Кажется, я никогда раньше здесь не был, хотя все может быть: иногда темнота изменяет очертания знакомых мест…
— Шишка. — Констатировала Афина, подняв с земли какую-то штуковину.
Отбросила ее в сторону, подняла еще что-то и самым серьезным тоном сообщила:
— Еще одна шишка.
Мы в лесу, да?
— Наверное. В лесу, или в очень большом парке. Думаю, что скорее второе: здесь чувствуется рука человека. Тропинки слишком ровные… ага, я угадал!
Видишь, там, среди деревьев фонари, просто сейчас они не горят… Но все равно здесь здорово.
Чувствуешь, как пахнет воздух?
— Да, — рассеянно согласилась она, — хвоей, сыростью и еще чем-то…
— Дымом. — Проникновенно сообщил я. — Можно подумать, что местный смотритель дезертировал из моей армии, вернулся на работу и принялся жечь прошлогодние листья… Если так, то я на него не в обиде!
— Макс, а зачем?… — Неуверенно начала Афина и умолкла на полуслове.
— Зачем мы сюда пришли? — Закончил я. — Ты и сама отлично это знаешь, правда? Ты давно меня раскусила, разве не так? Ты ведь знала, что делаешь, когда присылала ко мне Гекату, принявшую твой облик — счастье, что мой Джинн ее вычислил! Ладно, дело прошлое… Одним словом, я очень хочу, чтобы ты проиграла этот ваш с Одином дурацкий спор насчет поцелуев — вот, собственно и все. Если эта идея вызывает у тебя отвращение, скажи сразу. Мы можем тут же вернуться обратно и пообедать, или сходить по нужде — на выбор, впрочем, можно напоследок оттянуться по полной программе, позволить себе и то, и другое… Правда здорово?
— Почему ты говоришь так сердито? — Тихо спросила она.

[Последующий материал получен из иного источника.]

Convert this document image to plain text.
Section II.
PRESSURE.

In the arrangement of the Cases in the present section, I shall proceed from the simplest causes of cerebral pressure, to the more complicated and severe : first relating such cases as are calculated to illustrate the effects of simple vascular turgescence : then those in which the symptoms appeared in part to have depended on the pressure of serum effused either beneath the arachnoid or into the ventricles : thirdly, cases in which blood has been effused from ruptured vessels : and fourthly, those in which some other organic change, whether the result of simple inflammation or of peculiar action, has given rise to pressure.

— Потому что я нервничаю. — Честно признался я. — Я ужасно боюсь, что ты пошлешь меня подальше, прямо сейчас — и все!
— Прямо сейчас не пошлю. — Спокойно сказала Афина. — Может быть, позже…
Сначала я хочу спросить…
— Уже легче! — Улыбнулся я. — Спрашивай.
— Почему ты затеял этот разговор? — Ее голос звучал печально и смущенно.
— Все и так было неплохо…
— Плохо. — Я помотал головой. — Ты и сама знаешь, что плохо! Может быть, ты никогда не признаешься себе, что тебе и самой позарез требовалось услышать от меня что-то в таком роде — неважно! Я видел твои глаза сегодня, и мне больше не требуется никаких доказательств. Не знаю, как ты, а я не хочу угробить последние мгновения своей жизни на мучительные сожаления — просто не могу позволить себе такую роскошь! Я и так слишком долго тактично отмалчивался — из уважения к твоей божественной неприкосновенности, и все такое… Все время думал, что когда-нибудь ты сама дашь мне понять, что я напрасно скромничаю… Но сегодня утром я довольно убедительно говорил, что у нас больше нет времени, и вдруг понял, что у меня его тоже нет. Какое уж там «когда-нибудь»!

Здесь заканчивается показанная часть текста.